En plus de cette dé-compartimentation (intéressante en principe, stupide en application) des matières, un point de friction est la réduction et la transformation du volume horaire. Moins d’heures d’enseignements “généraux” (comprenez les matières non-relatives à l’enseignement professionnel), une part accrue de la formation en milieu professionnel sont également à prévoir. Il y a là une chose bien plus grave que celle discutée au paragraphe précédent ; la mesure enferme les élèves dans un devenir professionnel au détriment de ce qui pourrait justement les émanciper de ce devenir. En effet, le lycée professionnel, déjà vu comme une filière de relégation bien moins prestigieuse que le lycée général, va accentuer ce qui fait sa spécificité négative par la subordination au marché du travail. On sait déjà que l’apprentissage (lui aussi renforcé par la réforme) est un moyen avantageux pour les employeurs de se payer une main-d’oeuvre docile à moindres frais. Or ce qui pourrait faire voir aux élèves leur intérêt de classe, ce qui pourrait leur ouvrir des horizons intellectuels jusqu’à penser la transformation d’eux-mêmes et de la société, bref tout ce qui peut entraîner l’insoumission face au marché du travail, c’est-à-dire le contenu intellectuel apporté par l’étude de l’histoire, des langues, des sciences, tout ça est relégué toujours plus au second plan. Voyez seulement la situation déjà calamiteuse : le français, l’histoire-géographie et l’enseignement civique ne font qu’une seule et même matière (passe encore) pour un volume horaire ridicule de 105 heures par an en seconde pro, contre 270 en seconde générale et technologique.

On pourrait nous opposer une fin de non-recevoir en disant qu’il est bien normal de rendre l’enseignement professionnel plus professionnel, tout en favorisant le décloisonnement des disciplines.
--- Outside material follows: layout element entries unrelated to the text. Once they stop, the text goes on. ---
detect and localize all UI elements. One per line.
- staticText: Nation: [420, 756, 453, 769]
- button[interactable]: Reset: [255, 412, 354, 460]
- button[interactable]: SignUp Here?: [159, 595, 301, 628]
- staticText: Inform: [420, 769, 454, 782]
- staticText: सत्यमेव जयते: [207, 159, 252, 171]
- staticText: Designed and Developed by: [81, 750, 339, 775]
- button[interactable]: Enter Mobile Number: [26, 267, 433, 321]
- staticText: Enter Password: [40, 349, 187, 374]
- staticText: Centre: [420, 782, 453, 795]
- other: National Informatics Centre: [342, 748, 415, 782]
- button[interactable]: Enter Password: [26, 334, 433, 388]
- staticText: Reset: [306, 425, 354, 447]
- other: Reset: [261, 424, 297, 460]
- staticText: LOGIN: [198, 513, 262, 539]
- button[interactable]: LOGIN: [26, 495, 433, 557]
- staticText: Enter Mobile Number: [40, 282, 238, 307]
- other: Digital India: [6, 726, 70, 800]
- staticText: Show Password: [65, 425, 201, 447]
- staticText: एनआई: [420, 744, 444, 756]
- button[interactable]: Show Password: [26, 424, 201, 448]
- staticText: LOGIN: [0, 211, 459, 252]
C’est là prendre le problème très exactement à l’envers. Face à la démarche visant à rendre le lycée professionnel “plus pro que pro” nous opposons notre volonté d’abolir en pratique la division fondamentale du travail entre travail manuel et intellectuel : c’est là la condition d’une société réellement libre, une société dans laquelle le penseur travaille aussi à l’usine et vice versa, une société sans classes. Aussi l’éducation socialiste doit-elle tendre à l’exact inverse de cet enfermement dans un devenir de classe que constitue l’accentuation des logiques capitalistes au sein de l’enseignement : elle doit ouvrir réellement le champ des possibles pour l’individu, ce qui implique dans un premier temps de le contraindre à s’intéresser à tout, travail intellectuel comme manuel. Sans quoi la conséquence est ce que nous vivons au jour le jou,: la classe dominante se fait une idée grandiose de sa domination, ou pour reprendre le succulent mot de Marx : le fouet commence à se croire génial. L’éducation socialiste pour être telle ne peut que tendre à façonner un intellectuel humble face aux mains habiles de l’artisan, et un artisan admiratif de la sagacité dudit intello. Mais plus que tout elle doit comprendre que l’artisan et l’intello doivent être une seule et même personne.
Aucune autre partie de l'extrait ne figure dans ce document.